= Bev Pike =

Canadian artist

Bev Pike is a Winnipeg-based visual artist who paints large (2.5 x 6.1 m/8 x 20 ft) cinematic baroque landforms. Grottesque, her current work on climate catastrophe, is a series of interconnected underground sanctuaries based on seventeenth century English shell grottos. Pike also has created video art and publishes artist books as well as opinion pieces for CBC, MSN, and the Winnipeg Free Press, Globe & Mail among others.

== Education ==
Bev Pike graduated from the Alberta College of Art and Design and took post-graduate studies in fine art at the University of Alberta.

== Career ==
Pike's Grottesque series of paintings, which the Dunlop Art Gallery in Regina circulated nationally in 2018. In this series, Pike explores playful and sardonic dystopian refuges using monumental scale and fragile glazes.

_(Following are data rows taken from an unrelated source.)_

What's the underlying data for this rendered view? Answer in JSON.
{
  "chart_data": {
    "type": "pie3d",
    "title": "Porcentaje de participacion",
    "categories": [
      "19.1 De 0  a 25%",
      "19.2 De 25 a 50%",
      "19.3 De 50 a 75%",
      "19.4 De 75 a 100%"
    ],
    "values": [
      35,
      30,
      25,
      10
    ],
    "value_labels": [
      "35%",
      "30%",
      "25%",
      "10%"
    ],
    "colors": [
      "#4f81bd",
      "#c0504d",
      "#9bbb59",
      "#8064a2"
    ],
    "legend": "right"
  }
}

In the publication for the 2018–2020 Canadian tour, the Dunlop Art Gallery's Assistant Curator Blair Fornwald analysed the gouaches on paper: "...lumpen bezoars of bedclothes, knitwear, yarn, and fabric coalesce into compositions resembling quasi-landscapes, details from domestic spaces, and the cavernous fleshy interiors of the body." Museum London's Curator/Director Cassandra Getty wrote in their publication, "Evocative titles like Cavernous Sun Parlour, Buried Dance Pavilion, and Subterranean Day Spa suggest that these spaces comprise the leisure sites of a new underground civilization." In her June 2018 Border Crossings review, Sandee Moore called this work "...a tour de force of demented whimsy..."

Curator Mary Reid, described the earlier Hysteria Chronicles paintings as, "mountainous bundles of clothing...creating a visual topography of overlapping social histories and constructions of gender."

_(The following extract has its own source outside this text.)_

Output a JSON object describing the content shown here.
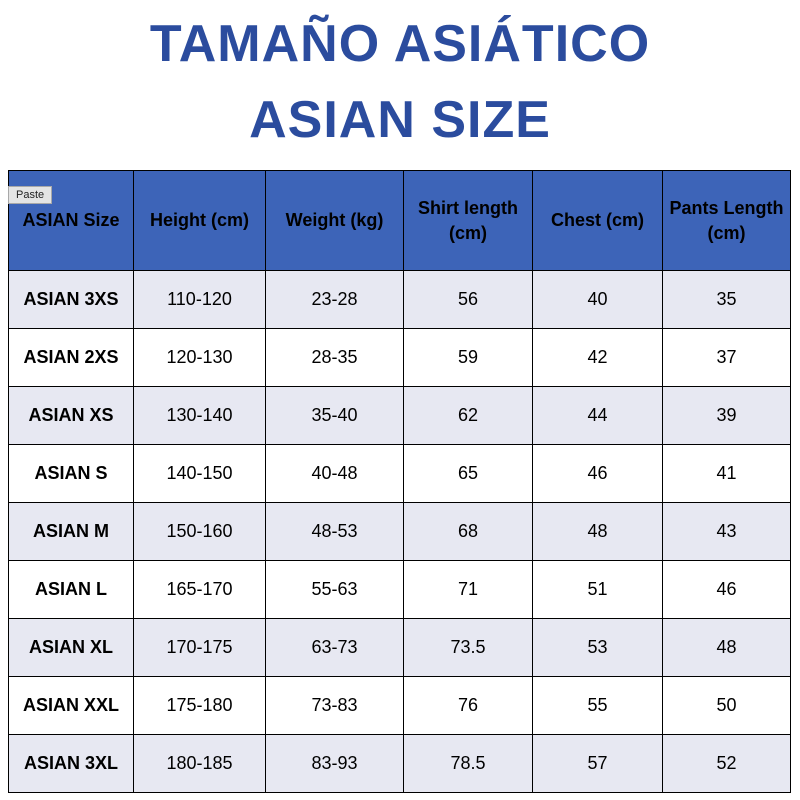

Of the 1990 solo show at the Winnipeg Art Gallery, Curator Shirley Madill posited Pike's Boudoir Series as a "...balance on the threshold between reality and the inner space of dreams...to imbue everyday reality with poetry, magic and doubt."

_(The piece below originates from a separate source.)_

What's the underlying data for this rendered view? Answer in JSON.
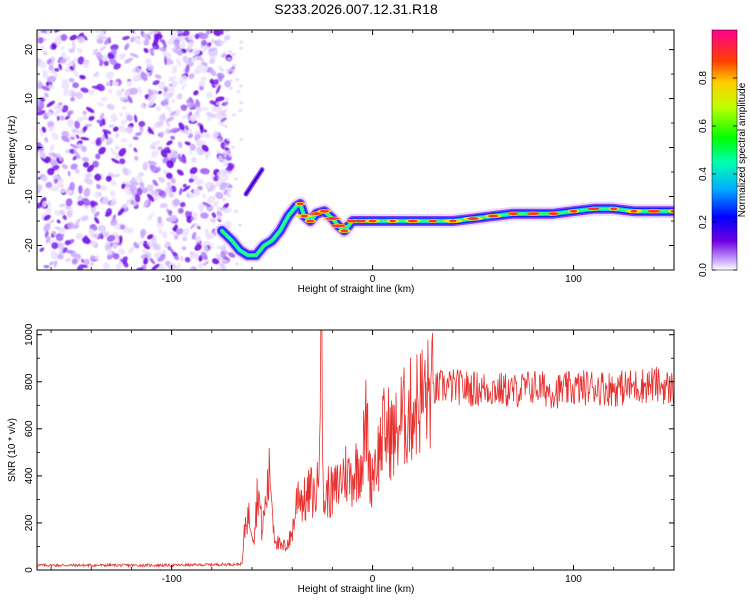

Pike's paintings have shown extensively at large public galleries and artist-run centres across Canada. Pike has received senior level grants from Canada Council, the Winnipeg Arts Council and the Manitoba Arts Council, including several prestigious Major Arts Awards. In addition, her paintings and artist-books are in public collections in Canada, the UK (Tate Britain, and the Victoria & Albert Museum) and the US (National Museum of Women in the Arts) among others).

As a feminist activist and cultural advocate, Bev Pike has lectured at universities and colleges across Canada. She has been on many boards and action committees, as well as a mentor at Mentoring Artists for Women's Art and is a founding member of the Wendy Wersch Memorial Lecture Series.

In 2021, Herizons magazine published Pike's research into 1975's Woman as Viewer protest exhibition at the Winnipeg Art Gallery for International Women's Year. The Winnipeg Free Press followed up with a feature on Pike's talk on this for a March 2021 First Friday in the Exchange District.

Pike also has created video art and publishes artist's books as well as opinion pieces for CBC, MSN, the Winnipeg Free Press among others. Her papers are at the Archives of Manitoba and Artexte. For her leadership of a 2001–2002 community action to protect the mandate of Mentoring Artists for Women's Art (MAWA) to develop professional skills in women, see both Pike's and MAWA's fonds at the Archives of Manitoba.

== Publications ==

Autobiography of an Eccentric Line (2001) shows a neurodivergent gene pool.

Swallowing Safety Pins (2007) is an epistolary history of romance.

Agony Aunt's Cavalcade of Mysteries (2017) compares circus acts to relationships.

Her videotapes, distributed by Video Pool Media Arts Centre, include Agony Aunt Tarot (2015) about organising women and Suffragette Sight Gags (2004) satirizing collective action.